165. Progress in other crucial areas, such as eradication of abuses
by law enforcement agents or the implementation of decisions of
the European Court of Human Rights, is also to be noted.
166. However, some important challenges still remain. Sustained
implementation is still required. The necessary sustainable and
lasting improvements of the legal and judicial systems will require
a committed and coherent approach by all the relevant actors and
broad-based political support and resolve.
167. The Bulgarian Government has shown determination and commitment
in driving the reform process. It has to be acknowledged that, at
key moments, the Bulgarian authorities have demonstrated a strong
political will to pursue the path of democratisation with a view
to achieving lasting and sustainable reform. This unequivocal and
sustained political will is necessary to successfully complete the
process. I would also like to point to the very good co-operation
by the authorities with the Council of Europe and its Venice Commission, including
in the framework of the post-monitoring dialogue. This may also
be translated by wide support in Bulgaria to pursue the reform strategy.
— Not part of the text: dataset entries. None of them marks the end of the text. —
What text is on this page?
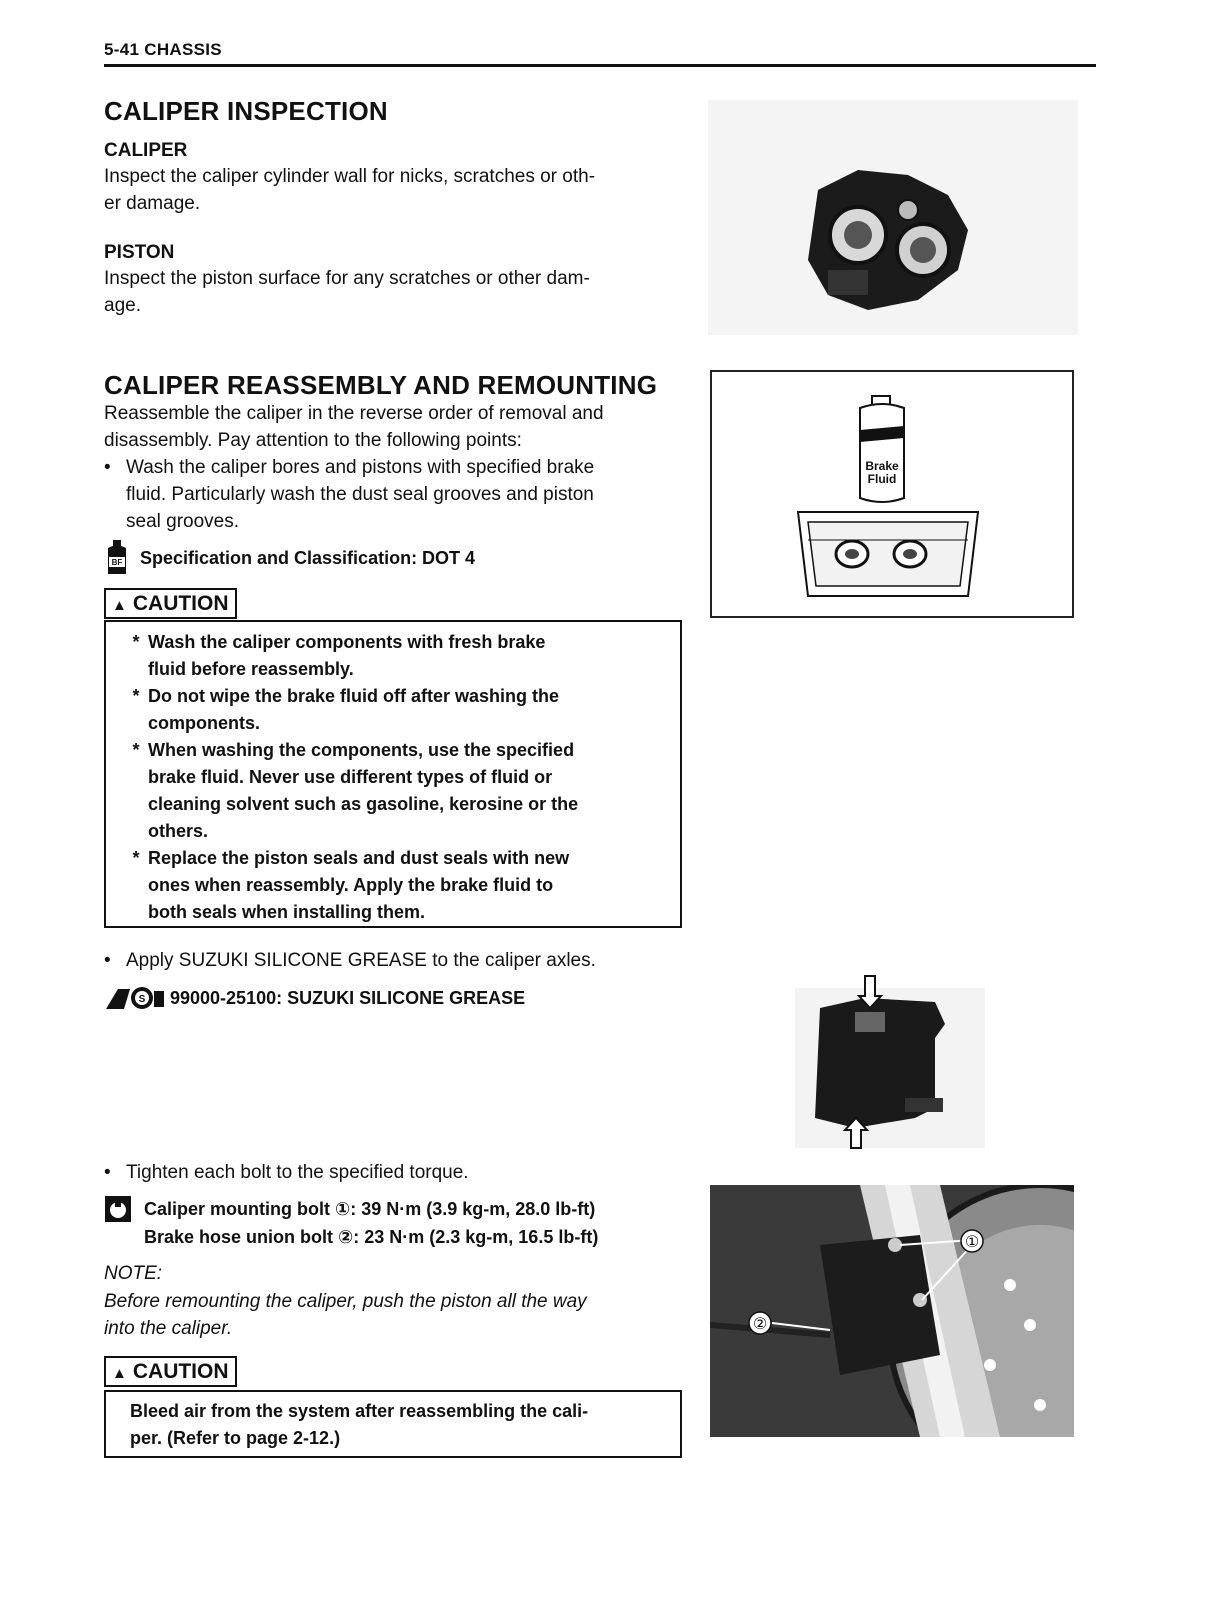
5-41 CHASSIS
CALIPER INSPECTION
CALIPER
Inspect the caliper cylinder wall for nicks, scratches or oth-
er damage.
PISTON
Inspect the piston surface for any scratches or other dam-
age.
CALIPER REASSEMBLY AND REMOUNTING
Reassemble the caliper in the reverse order of removal and
disassembly. Pay attention to the following points:
• Wash the caliper bores and pistons with specified brake
fluid. Particularly wash the dust seal grooves and piston
seal grooves.
BF Specification and Classification: DOT 4
Brake
Fluid
▲ CAUTION
* Wash the caliper components with fresh brake
fluid before reassembly.
* Do not wipe the brake fluid off after washing the
components.
* When washing the components, use the specified
brake fluid. Never use different types of fluid or
cleaning solvent such as gasoline, kerosine or the
others.
* Replace the piston seals and dust seals with new
ones when reassembly. Apply the brake fluid to
both seals when installing them.
• Apply SUZUKI SILICONE GREASE to the caliper axles.
S 99000-25100: SUZUKI SILICONE GREASE
• Tighten each bolt to the specified torque.
Caliper mounting bolt ①: 39 N·m (3.9 kg-m, 28.0 lb-ft)
Brake hose union bolt ②: 23 N·m (2.3 kg-m, 16.5 lb-ft)
NOTE:
Before remounting the caliper, push the piston all the way
into the caliper.
▲ CAUTION
Bleed air from the system after reassembling the cali-
per. (Refer to page 2-12.)
①
②
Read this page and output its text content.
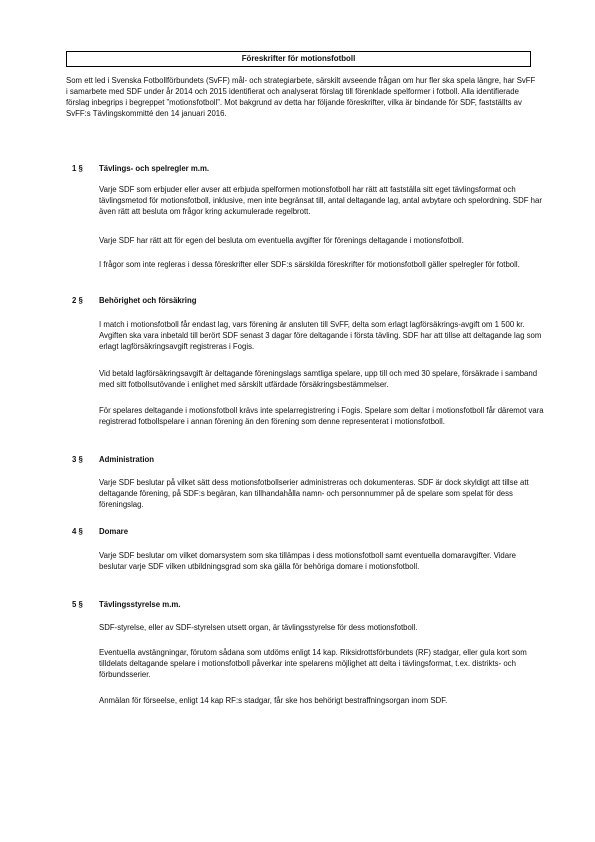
Föreskrifter för motionsfotboll

Som ett led i Svenska Fotbollförbundets (SvFF) mål- och strategiarbete, särskilt avseende frågan om hur fler ska spela längre, har SvFF i samarbete med SDF under år 2014 och 2015 identifierat och analyserat förslag till förenklade spelformer i fotboll. Alla identifierade förslag inbegrips i begreppet ”motionsfotboll”. Mot bakgrund av detta har följande föreskrifter, vilka är bindande för SDF, fastställts av SvFF:s Tävlingskommitté den 14 januari 2016.

1 § Tävlings- och spelregler m.m.

Varje SDF som erbjuder eller avser att erbjuda spelformen motionsfotboll har rätt att fastställa sitt eget tävlingsformat och tävlingsmetod för motionsfotboll, inklusive, men inte begränsat till, antal deltagande lag, antal avbytare och spelordning. SDF har även rätt att besluta om frågor kring ackumulerade regelbrott.

Varje SDF har rätt att för egen del besluta om eventuella avgifter för förenings deltagande i motionsfotboll.

I frågor som inte regleras i dessa föreskrifter eller SDF:s särskilda föreskrifter för motionsfotboll gäller spelregler för fotboll.

2 § Behörighet och försäkring

I match i motionsfotboll får endast lag, vars förening är ansluten till SvFF, delta som erlagt lagförsäkrings-avgift om 1 500 kr. Avgiften ska vara inbetald till berört SDF senast 3 dagar före deltagande i första tävling. SDF har att tillse att deltagande lag som erlagt lagförsäkringsavgift registreras i Fogis.

Vid betald lagförsäkringsavgift är deltagande föreningslags samtliga spelare, upp till och med 30 spelare, försäkrade i samband med sitt fotbollsutövande i enlighet med särskilt utfärdade försäkringsbestämmelser.

För spelares deltagande i motionsfotboll krävs inte spelarregistrering i Fogis. Spelare som deltar i motionsfotboll får däremot vara registrerad fotbollspelare i annan förening än den förening som denne representerat i motionsfotboll.

3 § Administration

Varje SDF beslutar på vilket sätt dess motionsfotbollserier administreras och dokumenteras. SDF är dock skyldigt att tillse att deltagande förening, på SDF:s begäran, kan tillhandahålla namn- och personnummer på de spelare som spelat för dess föreningslag.

4 § Domare

Varje SDF beslutar om vilket domarsystem som ska tillämpas i dess motionsfotboll samt eventuella domaravgifter. Vidare beslutar varje SDF vilken utbildningsgrad som ska gälla för behöriga domare i motionsfotboll.

5 § Tävlingsstyrelse m.m.

SDF-styrelse, eller av SDF-styrelsen utsett organ, är tävlingsstyrelse för dess motionsfotboll.

Eventuella avstängningar, förutom sådana som utdöms enligt 14 kap. Riksidrottsförbundets (RF) stadgar, eller gula kort som tilldelats deltagande spelare i motionsfotboll påverkar inte spelarens möjlighet att delta i tävlingsformat, t.ex. distrikts- och förbundsserier.

Anmälan för förseelse, enligt 14 kap RF:s stadgar, får ske hos behörigt bestraffningsorgan inom SDF.
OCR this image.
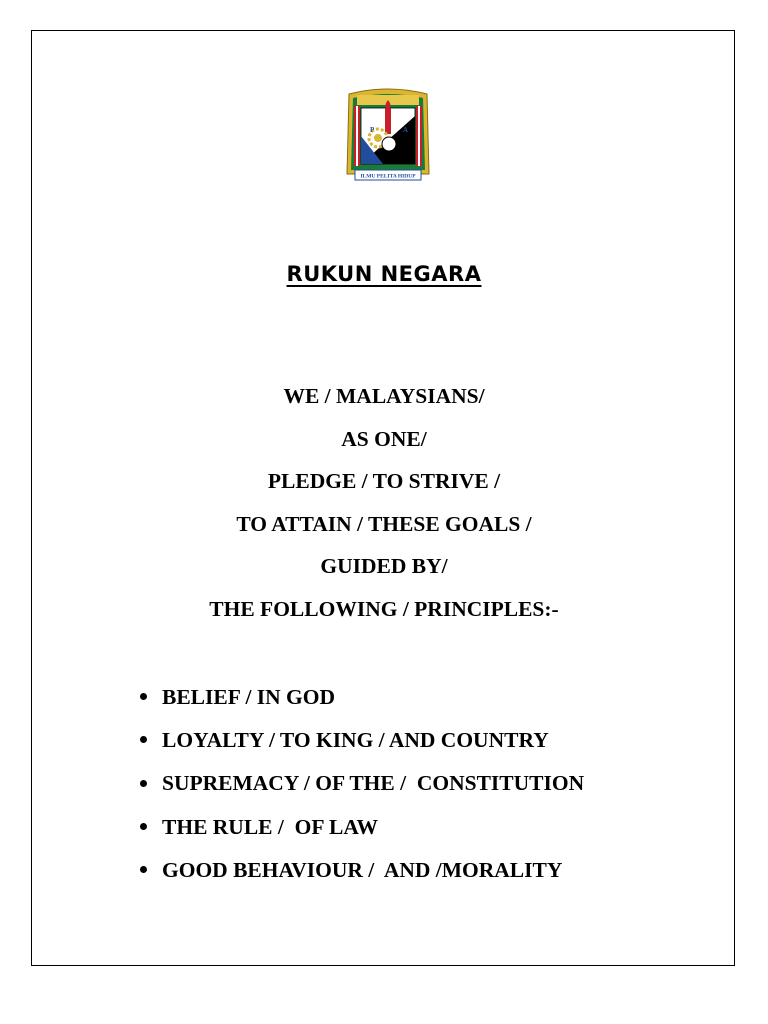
P	A
ILMU PELITA HIDUP
RUKUN NEGARA
WE / MALAYSIANS/
AS ONE/
PLEDGE / TO STRIVE /
TO ATTAIN / THESE GOALS /
GUIDED BY/
THE FOLLOWING / PRINCIPLES:-
BELIEF / IN GOD
LOYALTY / TO KING / AND COUNTRY
SUPREMACY / OF THE /  CONSTITUTION
THE RULE /  OF LAW
GOOD BEHAVIOUR /  AND /MORALITY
168. My assessment was confirmed during the visit I made to the
European Commission in Brussels, where I spoke to the officials
responsible for the Co-operation and Verification Mechanism (CVM).
They fully share my opinion that the sustainability and irreversibility
of the reforms is now a key issue, and that the Bulgarian authorities
have shown a strong political will to achieve these goals. The European
Commission is following the situation in the framework of the CVM
and will submit its report at the end of 2013.
169. I am confident that Bulgaria will follow the right path. In
conclusion, I therefore wish to submit a proposal to terminate the
post-monitoring dialogue with this country. In my capacity as rapporteur
on Bulgaria, which, according to the rules I will continue for one
more year, I will closely follow the developments in the country, and
report back to the Monitoring Committee if necessary.